A corneal ulcer is an open sore on the cornea, the thin clear structure overlying the iris - the coloured part of your eye.
Corneal ulcer causes
Most corneal ulcers are caused by infections
- Bacterial infections cause corneal ulcers and are common in people who wear contact lenses.
- Viral infections are also possible causes of corneal ulcers. Such viruses include the herpes simplex virus (the virus that causes cold sores) or the varicella zoster virus (the virus that causes chickenpox and shingles).
- Fungal infections can cause corneal ulcers and may happen if you overuse eye drops that contain steroids.
Tiny tears to the cornea may also cause corneal ulcers. These tears can come from direct trauma, scratches or particles such as sand, glass or small pieces of metal. Such injuries damage the cornea and make it easier for bacteria to invade and cause a serious ulcer.
Disorders that cause dry eyes can leave your eye without the germ-fighting protection of tears and cause ulcers.
Disorders that affect the eyelid and prevent your eye from closing completely, such as Bell’s palsy, can dry your cornea and make it more vulnerable to ulcers.
Chemical burns or other caustic (damaging) solution splashes can injure the cornea.
People who wear contact lenses are at an increased risk of corneal ulcers. In fact your risk of corneal ulcerations increases ten times when using extended-wear soft contact lenses.
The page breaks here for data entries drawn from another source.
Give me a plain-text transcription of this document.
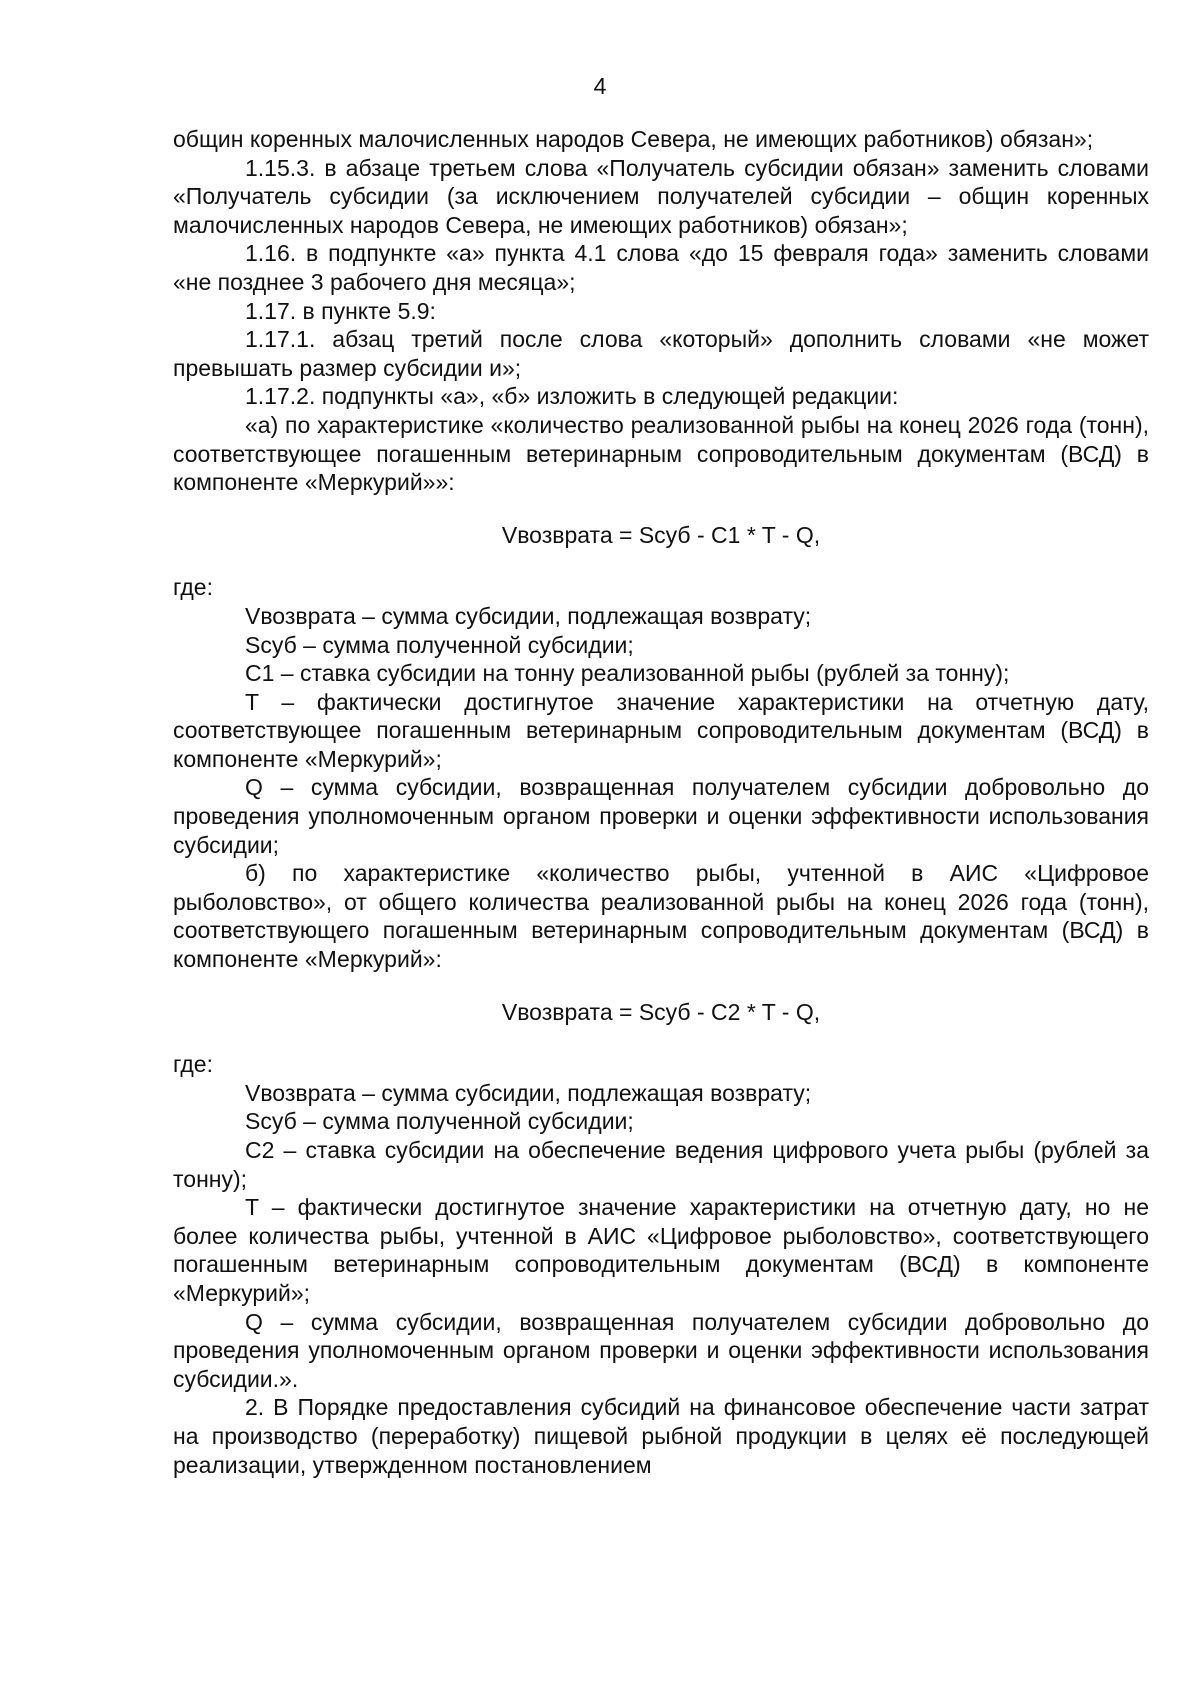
4

общин коренных малочисленных народов Севера, не имеющих работников) обязан»;

1.15.3. в абзаце третьем слова «Получатель субсидии обязан» заменить словами «Получатель субсидии (за исключением получателей субсидии – общин коренных малочисленных народов Севера, не имеющих работников) обязан»;

1.16. в подпункте «а» пункта 4.1 слова «до 15 февраля года» заменить словами «не позднее 3 рабочего дня месяца»;

1.17. в пункте 5.9:

1.17.1. абзац третий после слова «который» дополнить словами «не может превышать размер субсидии и»;

1.17.2. подпункты «а», «б» изложить в следующей редакции:

«а) по характеристике «количество реализованной рыбы на конец 2026 года (тонн), соответствующее погашенным ветеринарным сопроводительным документам (ВСД) в компоненте «Меркурий»»:

Vвозврата = Sсуб - C1 * T - Q,

где:

Vвозврата – сумма субсидии, подлежащая возврату;

Sсуб – сумма полученной субсидии;

C1 – ставка субсидии на тонну реализованной рыбы (рублей за тонну);

T – фактически достигнутое значение характеристики на отчетную дату, соответствующее погашенным ветеринарным сопроводительным документам (ВСД) в компоненте «Меркурий»;

Q – сумма субсидии, возвращенная получателем субсидии добровольно до проведения уполномоченным органом проверки и оценки эффективности использования субсидии;

б) по характеристике «количество рыбы, учтенной в АИС «Цифровое рыболовство», от общего количества реализованной рыбы на конец 2026 года (тонн), соответствующего погашенным ветеринарным сопроводительным документам (ВСД) в компоненте «Меркурий»:

Vвозврата = Sсуб - C2 * T - Q,

где:

Vвозврата – сумма субсидии, подлежащая возврату;

Sсуб – сумма полученной субсидии;

C2 – ставка субсидии на обеспечение ведения цифрового учета рыбы (рублей за тонну);

T – фактически достигнутое значение характеристики на отчетную дату, но не более количества рыбы, учтенной в АИС «Цифровое рыболовство», соответствующего погашенным ветеринарным сопроводительным документам (ВСД) в компоненте «Меркурий»;

Q – сумма субсидии, возвращенная получателем субсидии добровольно до проведения уполномоченным органом проверки и оценки эффективности использования субсидии.».

2. В Порядке предоставления субсидий на финансовое обеспечение части затрат на производство (переработку) пищевой рыбной продукции в целях её последующей реализации, утвержденном постановлением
Extended-wear contact lenses are those contact lenses that are worn for several days without removing them at night. Contact lenses can damage your cornea in several ways, including:
- Scratches on the edge of your contact lens can scrape the cornea’s surface and make it more susceptible to bacterial infections.
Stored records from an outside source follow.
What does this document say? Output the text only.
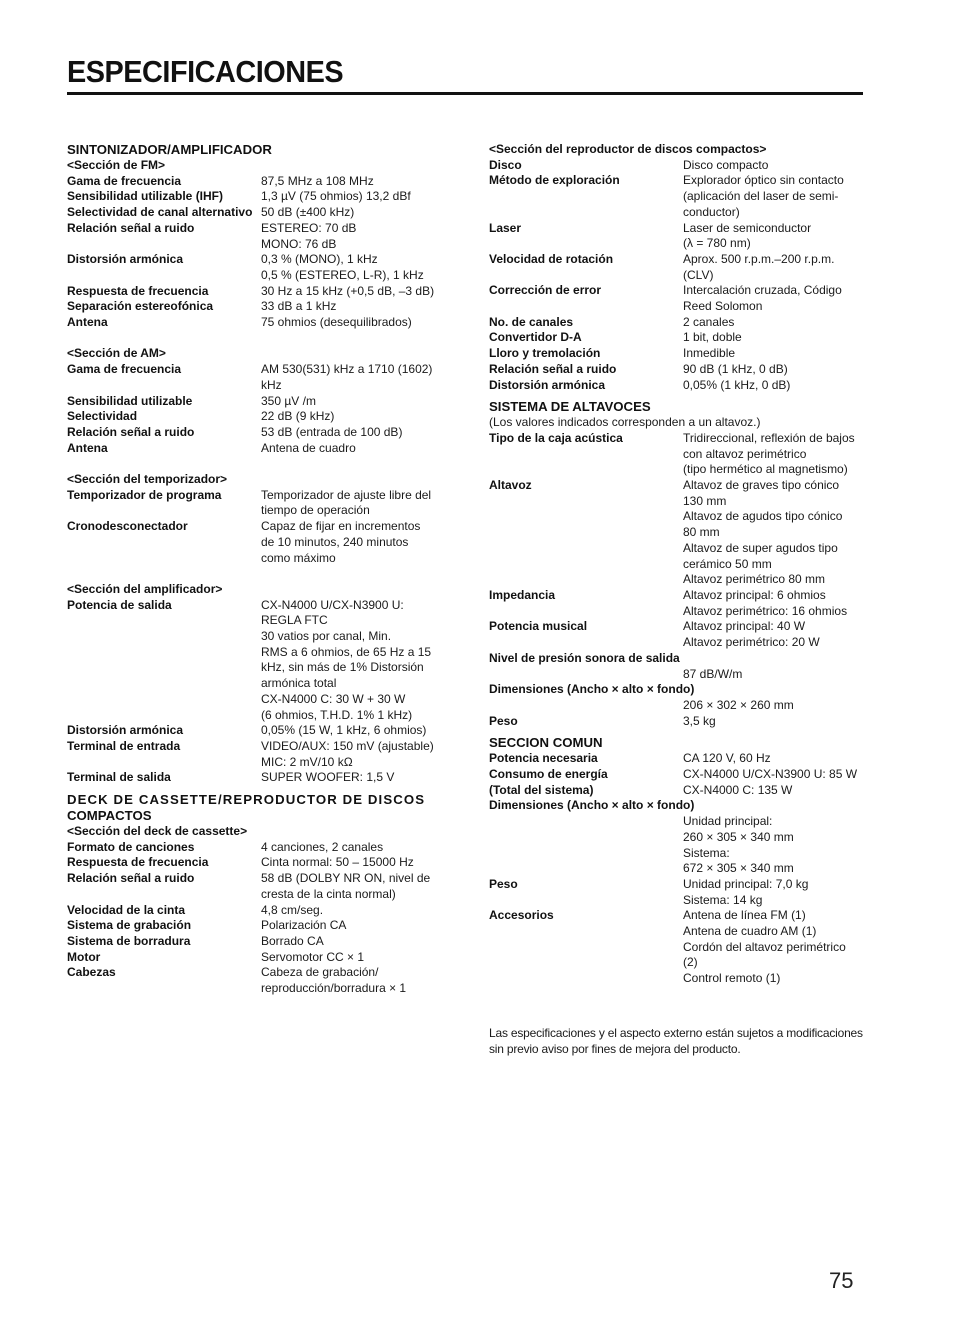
ESPECIFICACIONES
SINTONIZADOR/AMPLIFICADOR
<Sección de FM>
Gama de frecuencia	87,5 MHz a 108 MHz
Sensibilidad utilizable (IHF)	1,3 µV (75 ohmios) 13,2 dBf
Selectividad de canal alternativo 50 dB (±400 kHz)
Relación señal a ruido	ESTEREO: 70 dB
MONO: 76 dB
Distorsión armónica	0,3 % (MONO), 1 kHz
0,5 % (ESTEREO, L-R), 1 kHz
Respuesta de frecuencia	30 Hz a 15 kHz (+0,5 dB, –3 dB)
Separación estereofónica	33 dB a 1 kHz
Antena	75 ohmios (desequilibrados)
<Sección de AM>
Gama de frecuencia	AM 530(531) kHz a 1710 (1602)
kHz
Sensibilidad utilizable	350 µV /m
Selectividad	22 dB (9 kHz)
Relación señal a ruido	53 dB (entrada de 100 dB)
Antena	Antena de cuadro
<Sección del temporizador>
Temporizador de programa	Temporizador de ajuste libre del
tiempo de operación
Cronodesconectador	Capaz de fijar en incrementos
de 10 minutos, 240 minutos
como máximo
<Sección del amplificador>
Potencia de salida	CX-N4000 U/CX-N3900 U:
REGLA FTC
30 vatios por canal, Min.
RMS a 6 ohmios, de 65 Hz a 15
kHz, sin más de 1% Distorsión
armónica total
CX-N4000 C: 30 W + 30 W
(6 ohmios, T.H.D. 1% 1 kHz)
Distorsión armónica	0,05% (15 W, 1 kHz, 6 ohmios)
Terminal de entrada	VIDEO/AUX: 150 mV (ajustable)
MIC: 2 mV/10 kΩ
Terminal de salida	SUPER WOOFER: 1,5 V
DECK DE CASSETTE/REPRODUCTOR DE DISCOS
COMPACTOS
<Sección del deck de cassette>
Formato de canciones	4 canciones, 2 canales
Respuesta de frecuencia	Cinta normal: 50 – 15000 Hz
Relación señal a ruido	58 dB (DOLBY NR ON, nivel de
cresta de la cinta normal)
Velocidad de la cinta	4,8 cm/seg.
Sistema de grabación	Polarización CA
Sistema de borradura	Borrado CA
Motor	Servomotor CC × 1
Cabezas	Cabeza de grabación/
reproducción/borradura × 1
<Sección del reproductor de discos compactos>
Disco	Disco compacto
Método de exploración	Explorador óptico sin contacto
(aplicación del laser de semi-
conductor)
Laser	Laser de semiconductor
(λ = 780 nm)
Velocidad de rotación	Aprox. 500 r.p.m.–200 r.p.m.
(CLV)
Corrección de error	Intercalación cruzada, Código
Reed Solomon
No. de canales	2 canales
Convertidor D-A	1 bit, doble
Lloro y tremolación	Inmedible
Relación señal a ruido	90 dB (1 kHz, 0 dB)
Distorsión armónica	0,05% (1 kHz, 0 dB)
SISTEMA DE ALTAVOCES
(Los valores indicados corresponden a un altavoz.)
Tipo de la caja acústica	Tridireccional, reflexión de bajos
con altavoz perimétrico
(tipo hermético al magnetismo)
Altavoz	Altavoz de graves tipo cónico
130 mm
Altavoz de agudos tipo cónico
80 mm
Altavoz de super agudos tipo
cerámico 50 mm
Altavoz perimétrico 80 mm
Impedancia	Altavoz principal: 6 ohmios
Altavoz perimétrico: 16 ohmios
Potencia musical	Altavoz principal: 40 W
Altavoz perimétrico: 20 W
Nivel de presión sonora de salida
87 dB/W/m
Dimensiones (Ancho × alto × fondo)
206 × 302 × 260 mm
Peso	3,5 kg
SECCION COMUN
Potencia necesaria	CA 120 V, 60 Hz
Consumo de energía	CX-N4000 U/CX-N3900 U: 85 W
(Total del sistema)	CX-N4000 C: 135 W
Dimensiones (Ancho × alto × fondo)
Unidad principal:
260 × 305 × 340 mm
Sistema:
672 × 305 × 340 mm
Peso	Unidad principal: 7,0 kg
Sistema: 14 kg
Accesorios	Antena de línea FM (1)
Antena de cuadro AM (1)
Cordón del altavoz perimétrico
(2)
Control remoto (1)
Las especificaciones y el aspecto externo están sujetos a modificaciones sin previo aviso por fines de mejora del producto.
75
- Similarly tiny particles of dirt trapped underneath the contact lens can scratch the cornea.
- Bacteria may be on the lens or in your cleaning solutions and can get trapped on the under-surface of the lens. If your lenses are left in your eyes for long periods of time, these bacteria can multiply and cause damage to the cornea.
- Wearing lenses for extended periods of time can also block oxygen to the cornea, making it more susceptible to infections.
Corneal ulcer symptoms
- Red eye
- Severe pain
- Feeling that something is in your eye
- Pus or thick discharge draining from your eye
- Blurry vision
- Pain when looking at bright lights
- Swollen eyelids
- A white round spot on the cornea that is visible with the naked eye if the ulcer is very large
When to seek medical care
- Change in vision
- Severe pain
- Feeling that there is something in your eye
- Obvious discharge draining from your eye
- History of scratches to the eye or exposure to chemicals or flying particles
Examinations and tests
Because corneal ulcers are a serious problem, you should see an ophthalmologist (a medical doctor who specialises in eye care and surgery) or an eye care professional.
- The eye specialist will be able to detect if you have an ulcer by using a special eye microscope, known as a slit lamp. To make the ulcer easier to see, he or she will put a drop of the dye fluorescein into your eye.
- If the specialist thinks that an infection is responsible for the ulcer, he or she may then get samples of the ulcer to send to the laboratory for identification.